Please see the FAQ page for debugging suggestions
Help will be very appreciated. Thanks in advance.
Your code is almost correct, you just forgotten an MPI important principle. When you are using an array on MPI functions, MPI assumes that your array memory is allocate continuously. So you have to change your 2 dims arrays allocations.
#include <stdio.h>
#include <stdlib.h>
#include <mpi.h>
#include <time.h>
void print2dCharArray(char** array, int rows, int columns);
int main(int argc, char** argv)
{
int master = 0, np, rank;
char version[10];
char processorName[20];
int strLen[10];
// Initialize MPI environment
MPI_Init(&argc, &argv);
MPI_Comm_size(MPI_COMM_WORLD, &np);
if (np != 12) { MPI_Abort(MPI_COMM_WORLD,1); }
MPI_Comm_rank(MPI_COMM_WORLD, &rank);
// We need a different seed for each process
srand(time(0) ^ (rank * 33 / 4));
int nDims = 2; // array dimensions
int rows = 4, columns = 6; // rows and columns of each block
int prows = 3, pcolumns = 4; // rows and columns of blocks.
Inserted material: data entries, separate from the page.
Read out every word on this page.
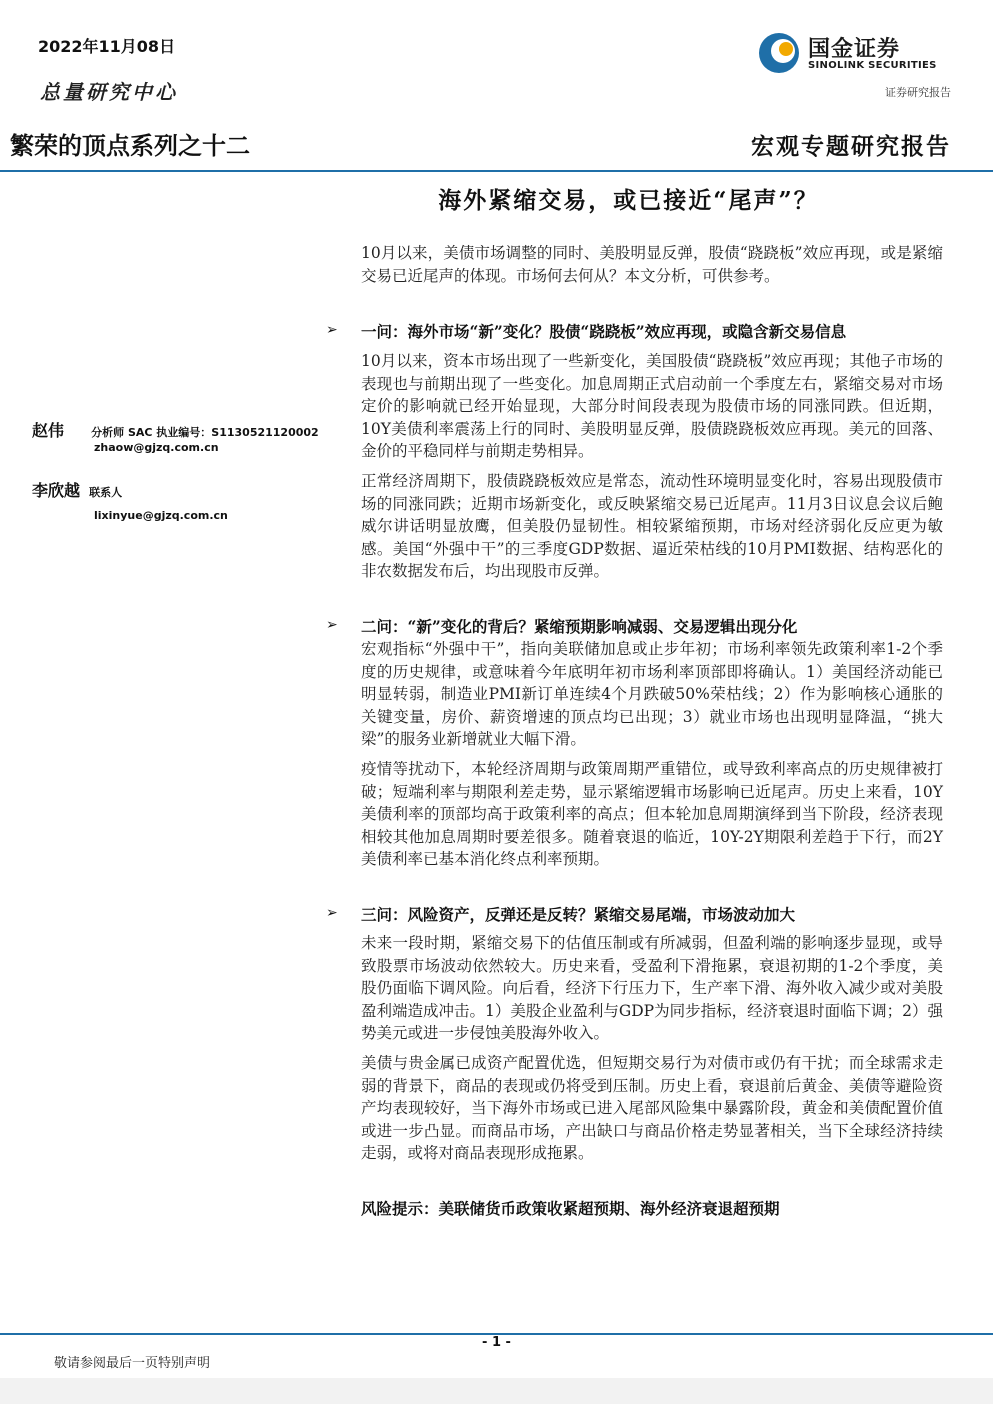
2022年11月08日
总量研究中心
繁荣的顶点系列之十二	宏观专题研究报告
国金证券
SINOLINK SECURITIES
证券研究报告
海外紧缩交易，或已接近“尾声”？
10月以来，美债市场调整的同时、美股明显反弹，股债“跷跷板”效应再现，或是紧缩交易已近尾声的体现。市场何去何从？本文分析，可供参考。
➢ 一问：海外市场“新”变化？股债“跷跷板”效应再现，或隐含新交易信息
10月以来，资本市场出现了一些新变化，美国股债“跷跷板”效应再现；其他子市场的表现也与前期出现了一些变化。加息周期正式启动前一个季度左右，紧缩交易对市场定价的影响就已经开始显现，大部分时间段表现为股债市场的同涨同跌。但近期，10Y美债利率震荡上行的同时、美股明显反弹，股债跷跷板效应再现。美元的回落、金价的平稳同样与前期走势相异。
正常经济周期下，股债跷跷板效应是常态，流动性环境明显变化时，容易出现股债市场的同涨同跌；近期市场新变化，或反映紧缩交易已近尾声。11月3日议息会议后鲍威尔讲话明显放鹰，但美股仍显韧性。相较紧缩预期，市场对经济弱化反应更为敏感。美国“外强中干”的三季度GDP数据、逼近荣枯线的10月PMI数据、结构恶化的非农数据发布后，均出现股市反弹。
赵伟 分析师 SAC 执业编号：S1130521120002
zhaow@gjzq.com.cn
李欣越 联系人
lixinyue@gjzq.com.cn
➢ 二问：“新”变化的背后？紧缩预期影响减弱、交易逻辑出现分化
宏观指标“外强中干”，指向美联储加息或止步年初；市场利率领先政策利率1-2个季度的历史规律，或意味着今年底明年初市场利率顶部即将确认。1）美国经济动能已明显转弱，制造业PMI新订单连续4个月跌破50%荣枯线；2）作为影响核心通胀的关键变量，房价、薪资增速的顶点均已出现；3）就业市场也出现明显降温，“挑大梁”的服务业新增就业大幅下滑。
疫情等扰动下，本轮经济周期与政策周期严重错位，或导致利率高点的历史规律被打破；短端利率与期限利差走势，显示紧缩逻辑市场影响已近尾声。历史上来看，10Y美债利率的顶部均高于政策利率的高点；但本轮加息周期演绎到当下阶段，经济表现相较其他加息周期时要差很多。随着衰退的临近，10Y-2Y期限利差趋于下行，而2Y美债利率已基本消化终点利率预期。
➢ 三问：风险资产，反弹还是反转？紧缩交易尾端，市场波动加大
未来一段时期，紧缩交易下的估值压制或有所减弱，但盈利端的影响逐步显现，或导致股票市场波动依然较大。历史来看，受盈利下滑拖累，衰退初期的1-2个季度，美股仍面临下调风险。向后看，经济下行压力下，生产率下滑、海外收入减少或对美股盈利端造成冲击。1）美股企业盈利与GDP为同步指标，经济衰退时面临下调；2）强势美元或进一步侵蚀美股海外收入。
美债与贵金属已成资产配置优选，但短期交易行为对债市或仍有干扰；而全球需求走弱的背景下，商品的表现或仍将受到压制。历史上看，衰退前后黄金、美债等避险资产均表现较好，当下海外市场或已进入尾部风险集中暴露阶段，黄金和美债配置价值或进一步凸显。而商品市场，产出缺口与商品价格走势显著相关，当下全球经济持续走弱，或将对商品表现形成拖累。
风险提示：美联储货币政策收紧超预期、海外经济衰退超预期
- 1 -
敬请参阅最后一页特别声明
Each block is handled by 1 process
char* pre_grid = (char*) malloc(rows * columns * sizeof(char));
char** grid = (char**) malloc(rows * sizeof(char*));
for (int i = 0; i < rows; i++)
grid[i] = &(pre_grid[i * columns]);
char** universe = NULL; // Global array
char* pre_universe = NULL;
char* recvPtr; // Pointer to start of Global array
int Rows = rows * prows; // Global array rows
int Columns = columns * pcolumns; // Global array columns
int sizes[2]; // No of elements in each dimension of the whole array
int subSizes[2]; // No of elements in each dimension of the subarray
int startCoords[2]; // Starting coordinates of each subarray
MPI_Datatype recvBlock, recvMagicBlock;
if (rank == master){ // For the master's eyes only
/* universe = malloc(Rows * sizeof(char*));*/
/* for (int i = 0; i < Rows; i++)*/
/* universe[i] = malloc(Columns * sizeof(char));*/
pre_universe = (char*) malloc(Rows * Columns * sizeof(char));
universe = (char**) malloc(Rows * sizeof(char*));
for (int i = 0; i < Rows; i++) {
universe[i] = &(pre_universe[i * Columns]);
}
// Create a subarray (a rectangular block) datatype from a regular, 2d array
sizes[0] = Rows;
sizes[1] = Columns;
subSizes[0] = rows;
subSizes[1] = columns;
startCoords[0] = 0;
startCoords[1] = 0;
MPI_Type_create_subarray(nDims, sizes, subSizes, startCoords, MPI_ORDER_C, MPI_CHAR, &recvBlock);
// Now modify the newly created datatype to fit our needs, by specifying
// (lower bound remains the same = 0)
// - new extent
// The new region / block will now "change" sooner, as soon as we reach a region of elements
// occupied by a new block, ie. every: (columns) * sizeof(elementType) =
MPI_Type_create_resized(recvBlock, 0, columns * sizeof(char), &recvMagicBlock);
MPI_Type_commit(&recvMagicBlock);
recvPtr = &universe[0][0];
}
// populate arrays
for (int y = 0; y < rows; y++){
for (int x = 0; x < columns; x++){
grid[y][x] = rank + 65;
}
}
// display local array
for (int i = 0; i < np; i++){
if (i == rank) {
printf("\n[Rank] of [total]: No%d of %d\n", rank, np);
print2dCharArray(grid, rows, columns);
}
MPI_Barrier(MPI_COMM_WORLD);
}
/* MPI_Gathering.. */
int recvCounts[np], displacements[np];
// recvCounts: how many chunks of data each process has -- in units of blocks here --
for (int i = 0; i < np; i++)
recvCounts[i] = 1;
// prows * pcolumns = np
// displacements: displacement relative to global buffer (universe) at which to place the
// incoming data block from process i -- in block extents! --
int index = 0;
for (int p_row = 0; p_row < prows; p_row++)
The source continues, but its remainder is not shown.